Leviticus 13:46 - Ellicott's Commentary On The Whole Bible

Bible Comments

He shall dwell alone. — In consequence of his extreme defilement, the leper had to live in seclusion outside the camp or city (Numbers 5:1-4; Numbers 13:10-15; 2 Kings 7:3, &c.). According to the legislation during the second Temple, if he stood under a tree and a clean person happened to pass by, he defiled the passer by. In the synagogue which he wished to attend they were obliged to make him a separate compartment, ten handbreadths high and four cubits long and broad. He had to be the first to go in and the last to leave the synagogue. Hence, leprosy was regarded as a living death, and as an awful punishment from the Lord (2 Kings 5:7; 2 Chronicles 26:20), which they invoked upon all their mortal enemies (2 Samuel 3:29; 2 Kings 5:27). The leper was debarred from conjugal intercourse. These ancient Rabbinic laws were imported into the Christian Church during the Middle Ages.
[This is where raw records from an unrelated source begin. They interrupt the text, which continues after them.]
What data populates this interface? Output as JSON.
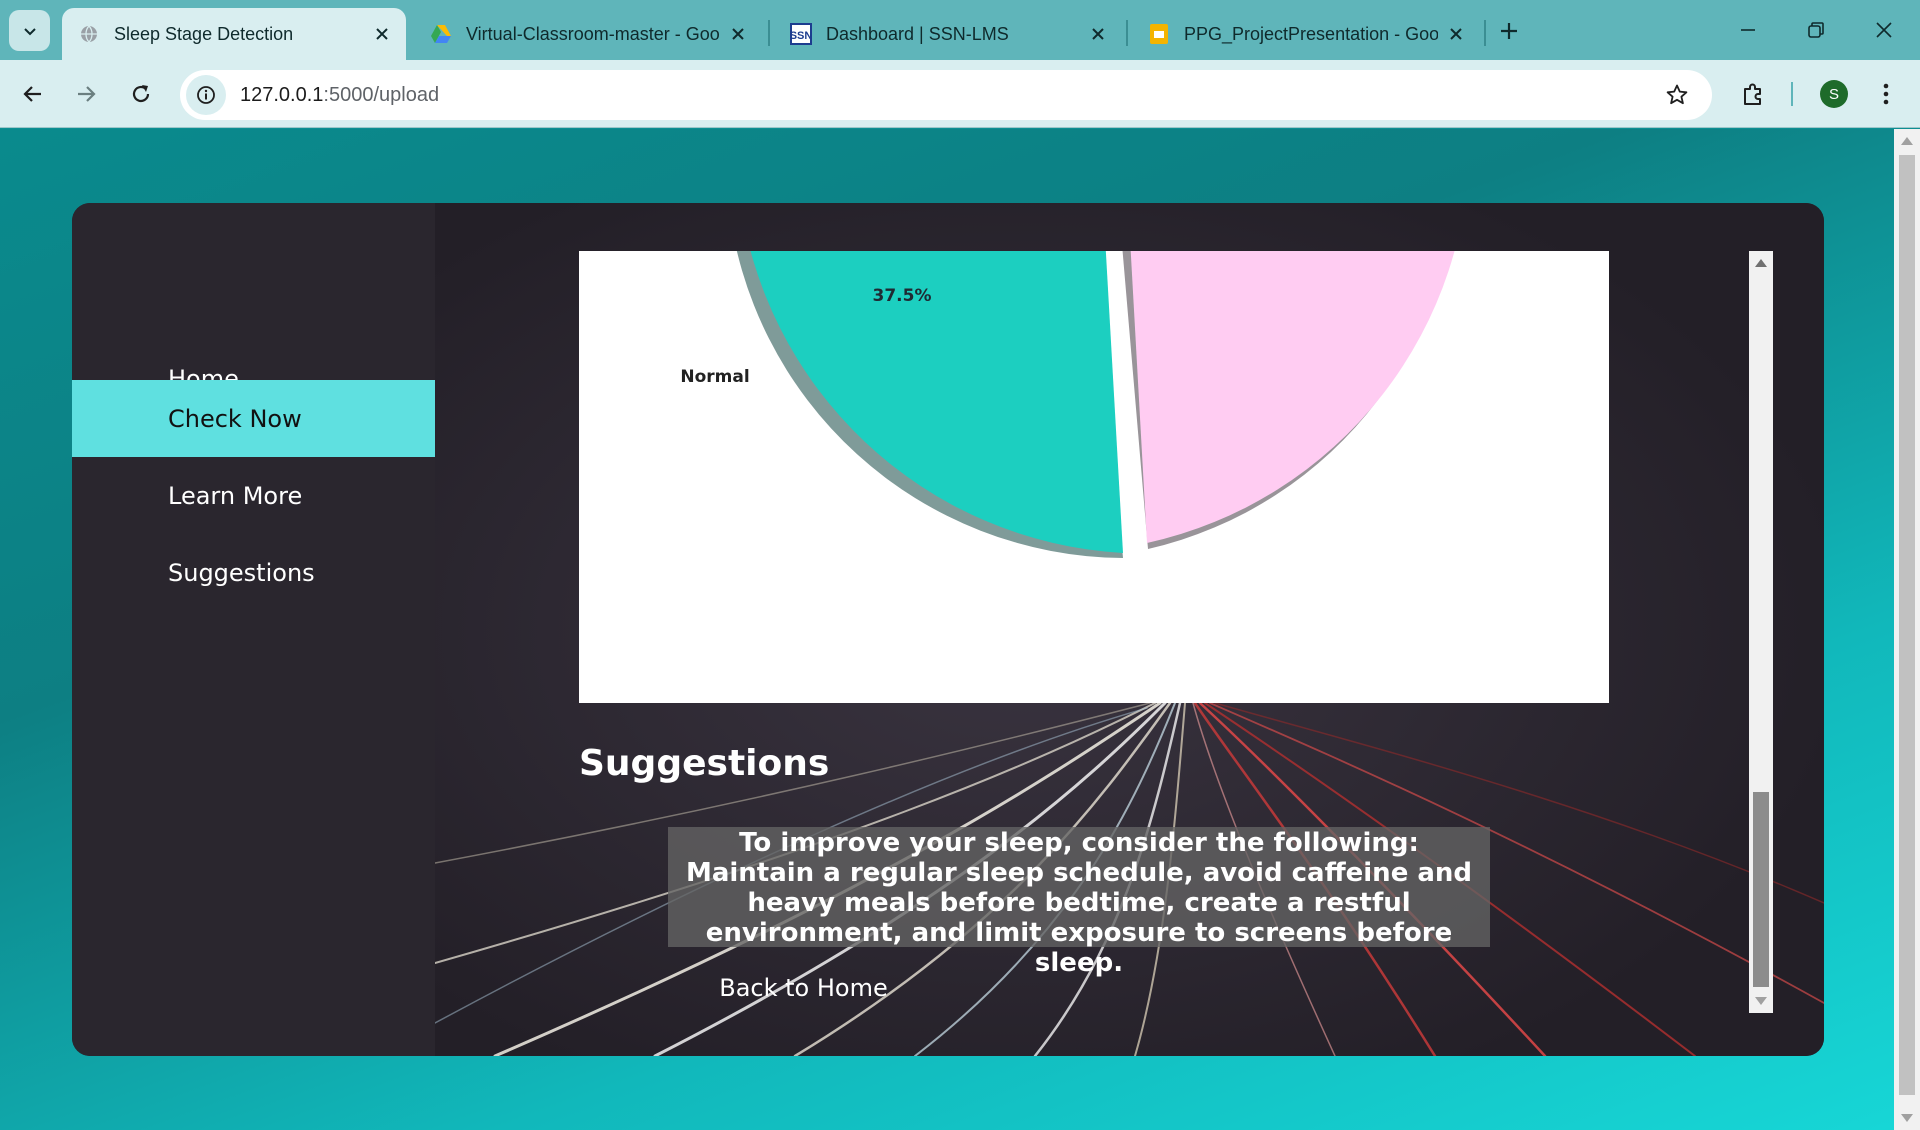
{
  "browser": {
    "tabs": [
      {
        "title": "Sleep Stage Detection",
        "icon": "globe-icon",
        "active": true
      },
      {
        "title": "Virtual-Classroom-master - Goo",
        "icon": "google-drive-icon",
        "active": false
      },
      {
        "title": "Dashboard | SSN-LMS",
        "icon": "ssn-logo-icon",
        "active": false
      },
      {
        "title": "PPG_ProjectPresentation - Goo",
        "icon": "google-slides-icon",
        "active": false
      }
    ],
    "url_host": "127.0.0.1",
    "url_path": ":5000/upload",
    "profile_initial": "S"
  },
  "sidebar": {
    "items": [
      {
        "label": "Home",
        "active": false
      },
      {
        "label": "Check Now",
        "active": true
      },
      {
        "label": "Learn More",
        "active": false
      },
      {
        "label": "Suggestions",
        "active": false
      }
    ]
  },
  "chart_data": {
    "type": "pie",
    "visible_labels": [
      "Normal"
    ],
    "visible_percentages": [
      "37.5%"
    ],
    "slices": [
      {
        "label": "Normal",
        "percent": 37.5,
        "color": "#1ccfc0"
      },
      {
        "label": "",
        "percent": null,
        "color": "#ffccf2"
      }
    ],
    "shadow": true,
    "exploded": true
  },
  "suggestions": {
    "title": "Suggestions",
    "text": "To improve your sleep, consider the following: Maintain a regular sleep schedule, avoid caffeine and heavy meals before bedtime, create a restful environment, and limit exposure to screens before sleep.",
    "back_link": "Back to Home"
  },
  "colors": {
    "accent": "#5fe0e0",
    "card_bg": "#231f27",
    "sidebar_bg": "#2a262e"
  }
}
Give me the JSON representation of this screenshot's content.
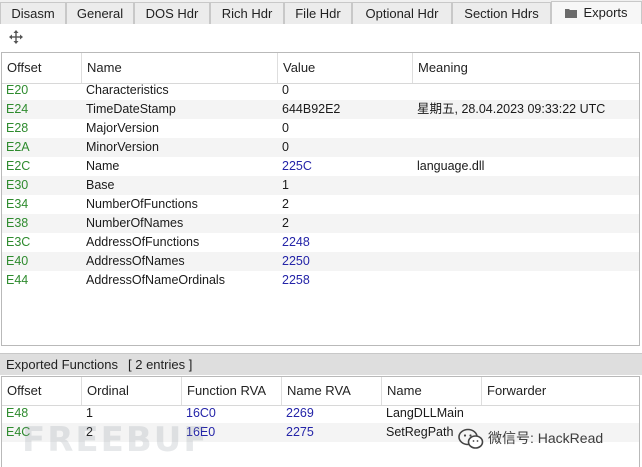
{
  "tabs": [
    {
      "label": "Disasm"
    },
    {
      "label": "General"
    },
    {
      "label": "DOS Hdr"
    },
    {
      "label": "Rich Hdr"
    },
    {
      "label": "File Hdr"
    },
    {
      "label": "Optional Hdr"
    },
    {
      "label": "Section Hdrs"
    },
    {
      "label": "Exports",
      "icon": "folder-icon",
      "active": true
    }
  ],
  "toolbar": {
    "icon": "move-icon"
  },
  "exports_table": {
    "columns": [
      "Offset",
      "Name",
      "Value",
      "Meaning"
    ],
    "rows": [
      {
        "offset": "E20",
        "name": "Characteristics",
        "value": "0",
        "meaning": ""
      },
      {
        "offset": "E24",
        "name": "TimeDateStamp",
        "value": "644B92E2",
        "meaning": "星期五, 28.04.2023 09:33:22 UTC"
      },
      {
        "offset": "E28",
        "name": "MajorVersion",
        "value": "0",
        "meaning": ""
      },
      {
        "offset": "E2A",
        "name": "MinorVersion",
        "value": "0",
        "meaning": ""
      },
      {
        "offset": "E2C",
        "name": "Name",
        "value": "225C",
        "meaning": "language.dll"
      },
      {
        "offset": "E30",
        "name": "Base",
        "value": "1",
        "meaning": ""
      },
      {
        "offset": "E34",
        "name": "NumberOfFunctions",
        "value": "2",
        "meaning": ""
      },
      {
        "offset": "E38",
        "name": "NumberOfNames",
        "value": "2",
        "meaning": ""
      },
      {
        "offset": "E3C",
        "name": "AddressOfFunctions",
        "value": "2248",
        "meaning": ""
      },
      {
        "offset": "E40",
        "name": "AddressOfNames",
        "value": "2250",
        "meaning": ""
      },
      {
        "offset": "E44",
        "name": "AddressOfNameOrdinals",
        "value": "2258",
        "meaning": ""
      }
    ]
  },
  "exported_functions": {
    "title": "Exported Functions",
    "count": "[ 2 entries ]",
    "columns": [
      "Offset",
      "Ordinal",
      "Function RVA",
      "Name RVA",
      "Name",
      "Forwarder"
    ],
    "rows": [
      {
        "offset": "E48",
        "ordinal": "1",
        "function_rva": "16C0",
        "name_rva": "2269",
        "name": "LangDLLMain",
        "forwarder": ""
      },
      {
        "offset": "E4C",
        "ordinal": "2",
        "function_rva": "16E0",
        "name_rva": "2275",
        "name": "SetRegPath",
        "forwarder": ""
      }
    ]
  },
  "watermarks": {
    "left": "FREEBUF",
    "right": "微信号: HackRead"
  },
  "colors": {
    "offset": "#2e8b2e",
    "rva_value": "#2424a8",
    "alt_row": "#f4f4f4",
    "tabbar": "#f0f0f0"
  }
}
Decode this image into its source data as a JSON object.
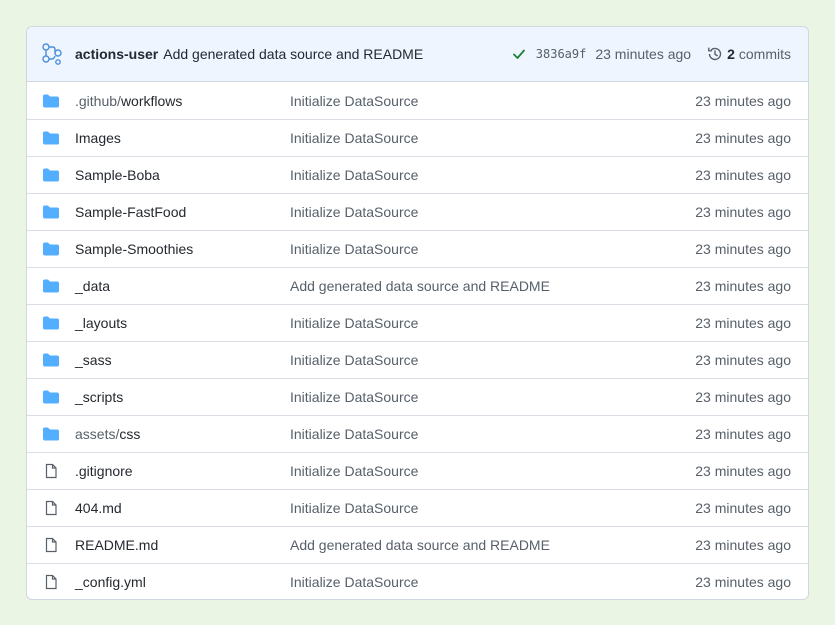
{
  "header": {
    "avatar_icon": "github-actions-icon",
    "author": "actions-user",
    "message": "Add generated data source and README",
    "status_icon": "check-icon",
    "sha": "3836a9f",
    "time": "23 minutes ago",
    "history_icon": "history-icon",
    "commit_count": "2",
    "commits_label": "commits"
  },
  "files": [
    {
      "type": "folder",
      "prefix": ".github/",
      "name": "workflows",
      "message": "Initialize DataSource",
      "time": "23 minutes ago"
    },
    {
      "type": "folder",
      "prefix": "",
      "name": "Images",
      "message": "Initialize DataSource",
      "time": "23 minutes ago"
    },
    {
      "type": "folder",
      "prefix": "",
      "name": "Sample-Boba",
      "message": "Initialize DataSource",
      "time": "23 minutes ago"
    },
    {
      "type": "folder",
      "prefix": "",
      "name": "Sample-FastFood",
      "message": "Initialize DataSource",
      "time": "23 minutes ago"
    },
    {
      "type": "folder",
      "prefix": "",
      "name": "Sample-Smoothies",
      "message": "Initialize DataSource",
      "time": "23 minutes ago"
    },
    {
      "type": "folder",
      "prefix": "",
      "name": "_data",
      "message": "Add generated data source and README",
      "time": "23 minutes ago"
    },
    {
      "type": "folder",
      "prefix": "",
      "name": "_layouts",
      "message": "Initialize DataSource",
      "time": "23 minutes ago"
    },
    {
      "type": "folder",
      "prefix": "",
      "name": "_sass",
      "message": "Initialize DataSource",
      "time": "23 minutes ago"
    },
    {
      "type": "folder",
      "prefix": "",
      "name": "_scripts",
      "message": "Initialize DataSource",
      "time": "23 minutes ago"
    },
    {
      "type": "folder",
      "prefix": "assets/",
      "name": "css",
      "message": "Initialize DataSource",
      "time": "23 minutes ago"
    },
    {
      "type": "file",
      "prefix": "",
      "name": ".gitignore",
      "message": "Initialize DataSource",
      "time": "23 minutes ago"
    },
    {
      "type": "file",
      "prefix": "",
      "name": "404.md",
      "message": "Initialize DataSource",
      "time": "23 minutes ago"
    },
    {
      "type": "file",
      "prefix": "",
      "name": "README.md",
      "message": "Add generated data source and README",
      "time": "23 minutes ago"
    },
    {
      "type": "file",
      "prefix": "",
      "name": "_config.yml",
      "message": "Initialize DataSource",
      "time": "23 minutes ago"
    }
  ],
  "colors": {
    "folder": "#54aeff",
    "file_icon": "#57606a",
    "check": "#1a7f37",
    "header_bg": "#eef5ff",
    "page_bg": "#eaf5e3"
  }
}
When any one was afflicted with this distemper, the priest, wearing his stole and holding the crucifix, conducted him into the church, where the leper had to exchange his clothes for a peculiar black garment, and the mass was read over him and the service for the dead. He was then taken to a sequestered house, where earth was thrown upon his feet as a sign of burial, and was admonished never to appear otherwise than in his black garment and barefooted. He was not allowed to enter a church, or any place where there was a mill or bread was baked, or come near a well or fountain. He forfeited both the right of inheritance and of disposing of his property, for he was considered a dead man.

Leviticus 13:46

46 All the days wherein the plague shall be in him he shall be defiled; he is unclean: he shall dwell alone; without the camp shall his habitation be.